- Coat of arms Commune of Negrete in the Bío Bío Region Negrete Location in Chile
- Coordinates (city): 37°35′0″S 72°32′0″W﻿ / ﻿37.58333°S 72.53333°W
- Country: Chile
- Region: Bío Bío Region
- Province: Bío Bío Province

Government
- • Type: Municipality
- • Alcalde: Javier Melo Márquez (Ind.)

Area
- • Total: 156.5 km^{2} (60.4 sq mi)
- Elevation: 71 m (233 ft)

Population (2012 Census)
- • Total: 9,394
- • Density: 60.03/km^{2} (155.5/sq mi)
- • Urban: 5,283
- • Rural: 3,296

Sex
- • Men: 4,414
- • Women: 4,165
- Area code: (+56) 43
- Website: Municipality of Negrete

= Negrete =

Negrete (/es/) is a Chilean town and commune in Bío Bío Province, Bío Bío Region. It is bordered by the commune of Los Ángeles to the north, Renaico to the south, Mulchén to the east and Nacimiento to the west.

The town of Negrete is located on the south shore of the Bío Bío river, a few kilometers downstream of the confluence of the Bío Bío and Bureo rivers.

== History ==
The town has its origins in the fort San Francisco de Borja founded near the hill Mesamávida in 1603 by Governor Alonso de Ribera. This was 10 km to the northeast of the present location of the town, near the confluence of the Bio Bio River and the Duqueco River, on the north shore of this last river. In 1613 Ribera moved to the fort to atop Mesamávida, renamed Cerro Negrete. In 1621, Pedro Osores de Ulloa rebuilt the fort and a small village began at the base of the hill. In 1757, Governor Manuel de Amat y Juniet, granted the town the title of Villa de Negrete. In 1777, a new fort San Agustín de Mesamávida was built on the Cerro Negrete by Ambrosio O' Higgins by order of Governor Agustín de Jáuregui.
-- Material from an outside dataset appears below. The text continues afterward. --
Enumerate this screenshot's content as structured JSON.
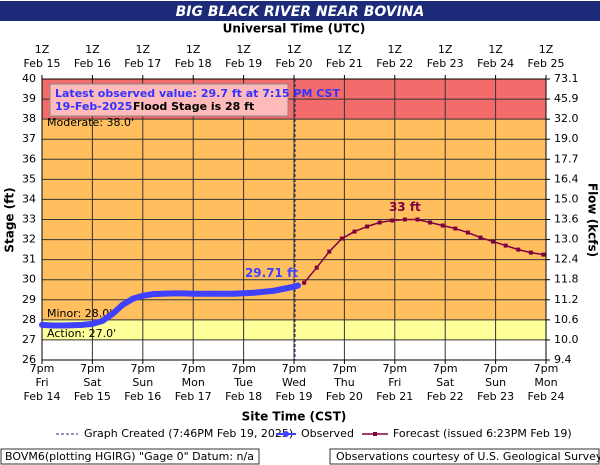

In March 1793 the plains nearby were the location of the Parliament of Negrete where peace was agreed between the Spanish Empire and the Mapuche. It was again destroyed by the Mapuche in 1859. It was not rebuilt until 1861 when a new strong fort was built near the present location of the town.

==Demographics==
According to the 2002 census of the National Statistics Institute, Negrete spans an area of 156.5 sqkm and has 8,579 inhabitants (4,414 men and 4,165 women). Of these, 5,283 (61.6%) lived in urban areas and 3,296 (38.4%) in rural areas. The population grew by 2.8% (232 persons) between the 1992 and 2002 censuses.

==Administration==
As a commune, Negrete is a third-level administrative division of Chile administered by a municipal council, headed by an alcalde who is directly elected every four years. The 2013-2016 alcalde is Javier Melo Márquez (Independent).

Within the electoral divisions of Chile, Negrete is represented in the Chamber of Deputies by Joel Rosales Guzmán (UDI) and José Pérez Arriagada (PRSD) as part of the 47th electoral district, together with Los Ángeles, Tucapel, Antuco, Quilleco, Santa Bárbara, Quilaco, Mulchén, Nacimiento, San Rosendo, Laja and Alto Bío Bío. The commune is represented in the Senate by Victor Pérez Varela (UDI) and Mariano Ruiz-Esquide Jara (PDC) as part of the 13th senatorial constituency (Bío Bío-Coast).